Driving by increasing public acceptance, consumers’ changing habits and product innovation, China’s medical aesthetic market is in fast expansion (+15% pa by 2030). In recent years, the non-surgical procedures (injections, optoelectronic products…) appear to have been increasingly favored by consumers and industry players because of their minimally invasive nature, shorter recovery time and greater affordability. Thanks to its well proved effects, suitability for various parts of the body and attractive pricing, hyaluronic acid (HA) filler products has growing into the largest sub-sector of medical aesthetic injection market. Such trends are highly positive for Imeik Technology Development (Imeik), China’s largest HA-based derma filler supplier a in terms of sales volume.

Established in 2004, Imeik catering to customers’ beauty demands with a rich product portfolio covering different price points and wide-ranging applications. Of its 5 HA-based dermal fillers, the company enjoys the first to market advantage for 4 products.
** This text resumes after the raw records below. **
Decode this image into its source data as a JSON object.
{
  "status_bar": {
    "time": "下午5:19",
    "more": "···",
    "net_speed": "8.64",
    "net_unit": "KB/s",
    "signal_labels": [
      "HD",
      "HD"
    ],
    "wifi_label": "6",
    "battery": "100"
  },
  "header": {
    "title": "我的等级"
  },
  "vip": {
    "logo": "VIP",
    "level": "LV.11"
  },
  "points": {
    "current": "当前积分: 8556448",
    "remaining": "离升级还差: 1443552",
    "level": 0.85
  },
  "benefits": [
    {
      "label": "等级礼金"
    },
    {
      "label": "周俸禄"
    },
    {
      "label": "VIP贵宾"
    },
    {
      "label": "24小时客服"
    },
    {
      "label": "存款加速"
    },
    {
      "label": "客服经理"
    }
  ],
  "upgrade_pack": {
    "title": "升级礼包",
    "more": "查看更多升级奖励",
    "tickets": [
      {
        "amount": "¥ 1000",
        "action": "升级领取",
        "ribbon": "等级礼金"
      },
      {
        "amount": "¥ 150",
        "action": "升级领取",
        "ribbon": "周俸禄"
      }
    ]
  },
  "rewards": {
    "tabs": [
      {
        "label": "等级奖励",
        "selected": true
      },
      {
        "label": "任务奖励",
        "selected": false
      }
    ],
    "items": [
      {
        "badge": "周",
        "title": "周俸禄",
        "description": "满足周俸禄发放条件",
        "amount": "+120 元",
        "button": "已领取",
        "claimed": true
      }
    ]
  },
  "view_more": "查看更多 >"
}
It also offers 1 PPLA-based derma filler (CureWhite), 1 PPDO facial implant thread product, and several pipeline products such as Botox (target launch in 2024) and weight management solutions (2025/26). While medical aesthetics industry was also a subject of regulatory tightening, government policies mainly targeted illegal products and institutions. Such headwinds could actually benefit industry leaders like Imeik to gain more market share in the long term. Despite macro slowdown, the management feels confident about growing the revenue at 45% yoy this year. They are also optimist about the margin outlook (best-in-class industry GPM at 90%+!) because of downward pricing of key raw materials, improved product mix and strong brand equity.

The substantial channel profit could also enable the company to hike price in some cases: ex. Hearty’s ex-factory price is RMB300/unit for neck wrinkle product and RMB600/unit for eye wrinkle product, while the retail price of institution is RMB3,000/unit, implying 4-10x markup rate.